The Bangladesh Office of Telenor Health ASA has recently accepted 74,400 US Dollars as grants from Foundation for Smoke-Free World (FSFW), a pseudo anti-tobacco organization funded by multinational tobacco giant Philip MorrisInternational (PMI). The grantee list of FSFW also includes Telenor Health ASA as a recipient.
A digital healthcare provider, Telenor Health ASA is owned by Telenor, a Norway-based business group which is also the main shareholder (55.80 percent) of Bangladesh’s largest mobile phone company, Grameenphone. Telenor Health and Grameenphone jointly run a digital healthcare service named Tonic. The involvement of such prestigious company with a globally controversial entity, FSFW is quite concerning.
It should be noted that, Foundation for Smoke-Free World (FSFW), founded in 2017 with funds provided by PMI has already caused grave concern among public health and anti-tobacco activists. The Foundation claims that its intention is to reduce the number of smokers to ‘zero’ through so-called ‘innovative ways’. Following the Foundation’s inception, the World Health Organization (WHO) has also released a statement where it argued that any involvement or cooperation with this Foundation poses a grave conflict of interest.

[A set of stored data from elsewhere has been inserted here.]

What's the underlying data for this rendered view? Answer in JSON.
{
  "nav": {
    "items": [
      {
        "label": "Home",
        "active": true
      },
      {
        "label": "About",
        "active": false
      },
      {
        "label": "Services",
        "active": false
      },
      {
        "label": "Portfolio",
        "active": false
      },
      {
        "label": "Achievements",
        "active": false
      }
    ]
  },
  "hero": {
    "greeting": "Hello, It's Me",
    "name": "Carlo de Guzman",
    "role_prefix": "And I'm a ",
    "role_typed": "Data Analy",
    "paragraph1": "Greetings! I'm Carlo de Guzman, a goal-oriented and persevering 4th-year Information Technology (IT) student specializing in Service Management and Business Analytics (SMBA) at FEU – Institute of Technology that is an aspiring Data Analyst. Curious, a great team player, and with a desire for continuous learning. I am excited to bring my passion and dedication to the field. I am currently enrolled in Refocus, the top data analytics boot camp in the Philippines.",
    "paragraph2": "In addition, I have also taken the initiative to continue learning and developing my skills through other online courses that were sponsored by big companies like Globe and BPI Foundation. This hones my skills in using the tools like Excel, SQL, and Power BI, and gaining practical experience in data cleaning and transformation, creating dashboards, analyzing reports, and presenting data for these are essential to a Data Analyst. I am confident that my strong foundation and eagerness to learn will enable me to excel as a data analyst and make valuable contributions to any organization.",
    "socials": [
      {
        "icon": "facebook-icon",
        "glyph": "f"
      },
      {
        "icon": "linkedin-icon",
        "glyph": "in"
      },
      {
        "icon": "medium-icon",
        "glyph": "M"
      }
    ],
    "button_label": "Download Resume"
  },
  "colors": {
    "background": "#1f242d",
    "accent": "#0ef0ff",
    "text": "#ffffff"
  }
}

The statement of WHO says, ‘WHO will not partner with the Foundation. Governments should not partner with the Foundation and the public health community should follow this lead.’ In a different statement, the WHO FCTC Secretariat said, ‘Parties to the WHO FCTC should note that any collaboration with this Foundation, due to its current funding arrangement that comes from a tobacco multinational, would constitute a clear breach of Article 5.3 of the Convention concerning tobacco industry interference.’ Despite such explicit warning, the activities of FSFW in Bangladesh has gradually become more and more noticeable in recent years.
A number of countries, including the neighboring India, have taken policy measures to stop any cooperation with this controversial Foundation on a government level.
Unfortunately, Bangladesh is yet to take any such definite measure on this issue. As a signatory of FCTC, Bangladesh should also prevent itself from getting involved in FSFW’s ploy as suggested by WHO and provide necessary and clear directive to its officials and non-government entities in this regard.